Implement in-process multi-dataset sync isolation across core, network, persistence, and tests

2026-02-22 11:58:34 -05:00
parent c06b56172a
commit 8e97061ab8
60 changed files with 4519 additions and 559 deletions
--- a/docs/features/multi-dataset-sync.md
+++ b/docs/features/multi-dataset-sync.md
@@ -0,0 +1,67 @@
+# Multi-Dataset Sync
+
+## Summary
+
+CBDDC can run multiple sync pipelines inside one process by assigning each pipeline a `datasetId` (for example `primary`, `logs`, `timeseries`).
+Each dataset pipeline has independent oplog state, vector-clock reads, peer confirmation watermarks, and maintenance scheduling.
+
+## Why Use It
+
+- Keep primary business data sync latency stable during high telemetry volume.

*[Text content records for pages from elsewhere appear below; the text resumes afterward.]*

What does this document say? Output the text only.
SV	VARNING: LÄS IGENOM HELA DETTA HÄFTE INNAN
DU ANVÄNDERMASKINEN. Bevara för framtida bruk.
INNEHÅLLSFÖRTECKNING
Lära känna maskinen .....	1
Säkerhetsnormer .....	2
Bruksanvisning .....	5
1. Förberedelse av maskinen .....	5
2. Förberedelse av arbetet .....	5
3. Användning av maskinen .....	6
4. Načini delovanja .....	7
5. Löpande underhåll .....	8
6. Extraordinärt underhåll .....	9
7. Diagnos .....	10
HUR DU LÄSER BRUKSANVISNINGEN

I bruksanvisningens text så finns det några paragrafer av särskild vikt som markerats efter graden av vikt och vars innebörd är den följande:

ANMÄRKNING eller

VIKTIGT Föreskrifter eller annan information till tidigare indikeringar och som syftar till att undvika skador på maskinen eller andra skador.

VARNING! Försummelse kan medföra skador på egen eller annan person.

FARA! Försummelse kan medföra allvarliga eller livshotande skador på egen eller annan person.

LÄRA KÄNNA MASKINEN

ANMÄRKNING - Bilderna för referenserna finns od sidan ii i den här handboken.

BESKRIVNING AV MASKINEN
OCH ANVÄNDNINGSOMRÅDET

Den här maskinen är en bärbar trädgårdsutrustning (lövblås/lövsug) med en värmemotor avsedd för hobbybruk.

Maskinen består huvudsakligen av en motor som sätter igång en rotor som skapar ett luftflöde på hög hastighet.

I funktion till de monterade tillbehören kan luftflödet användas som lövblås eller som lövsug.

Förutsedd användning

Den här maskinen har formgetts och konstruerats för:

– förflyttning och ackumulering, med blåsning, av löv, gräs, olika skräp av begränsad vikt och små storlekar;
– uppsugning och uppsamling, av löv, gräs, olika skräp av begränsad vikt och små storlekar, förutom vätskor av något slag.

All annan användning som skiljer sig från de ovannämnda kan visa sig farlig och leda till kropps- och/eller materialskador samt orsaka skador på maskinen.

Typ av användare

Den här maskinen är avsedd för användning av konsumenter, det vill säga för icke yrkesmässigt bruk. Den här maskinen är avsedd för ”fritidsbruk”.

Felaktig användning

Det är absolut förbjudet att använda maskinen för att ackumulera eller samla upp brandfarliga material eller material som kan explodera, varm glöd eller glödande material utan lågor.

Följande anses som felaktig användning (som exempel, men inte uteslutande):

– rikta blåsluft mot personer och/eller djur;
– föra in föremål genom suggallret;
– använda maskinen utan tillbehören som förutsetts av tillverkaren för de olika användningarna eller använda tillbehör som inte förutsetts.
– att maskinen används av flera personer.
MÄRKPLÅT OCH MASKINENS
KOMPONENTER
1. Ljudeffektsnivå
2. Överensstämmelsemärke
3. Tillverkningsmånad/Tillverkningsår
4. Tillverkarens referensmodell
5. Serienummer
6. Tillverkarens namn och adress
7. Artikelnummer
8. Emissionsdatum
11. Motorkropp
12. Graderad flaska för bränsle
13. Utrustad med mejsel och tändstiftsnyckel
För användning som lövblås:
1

+- Isolate append-only streams (`logs`, `timeseries`) from CRUD-heavy collections.
+- Roll out incrementally using runtime flags and per-dataset enablement.
+
+## Configuration
+
+Register dataset options and enable the runtime coordinator:
+
+```csharp
+services.AddCBDDCSurrealEmbedded<SampleDocumentStore>(sp => options)
+    .AddCBDDCSurrealEmbeddedDataset("primary", o =>
+    {
+        o.InterestingCollections = ["Users", "TodoLists"];
+    })
+    .AddCBDDCSurrealEmbeddedDataset("logs", o =>
+    {
+        o.InterestingCollections = ["Logs"];
+        o.SyncLoopDelay = TimeSpan.FromMilliseconds(500);
+    })
+    .AddCBDDCSurrealEmbeddedDataset("timeseries", o =>
+    {
+        o.InterestingCollections = ["Timeseries"];
+        o.SyncLoopDelay = TimeSpan.FromMilliseconds(500);
+    })
+    .AddCBDDCNetwork<StaticPeerNodeConfigurationProvider>();
+
+services.AddCBDDCMultiDataset(options =>
+{
+    options.EnableMultiDatasetSync = true;
+    options.EnableDatasetPrimary = true;
+    options.EnableDatasetLogs = true;
+    options.EnableDatasetTimeseries = true;
+});
+```
+
+## Wire and Storage Compatibility
+
+- Protocol messages include optional `dataset_id` fields.
+- Missing `dataset_id` is treated as `primary`.
+- Surreal persistence records include `datasetId`; legacy rows without `datasetId` are read as `primary`.
+
+## Operational Notes
+
+- Each dataset runs its own `SyncOrchestrator` instance.
+- Maintenance pruning is dataset-scoped (`datasetId` + cutoff).
+- Snapshot APIs support dataset-scoped operations (`CreateSnapshotAsync(stream, datasetId)`).
+
+## Migration
+
+1. Deploy with `EnableMultiDatasetSync = false`.
+2. Enable multi-dataset mode with only `primary` enabled.
+3. Enable `logs`, verify primary sync SLO.
+4. Enable `timeseries`, verify primary sync SLO again.
+
+## Rollback
+
+- Set `EnableDatasetLogs = false` and `EnableDatasetTimeseries = false` first.
+- If needed, set `EnableMultiDatasetSync = false` to return to the single `primary` sync path.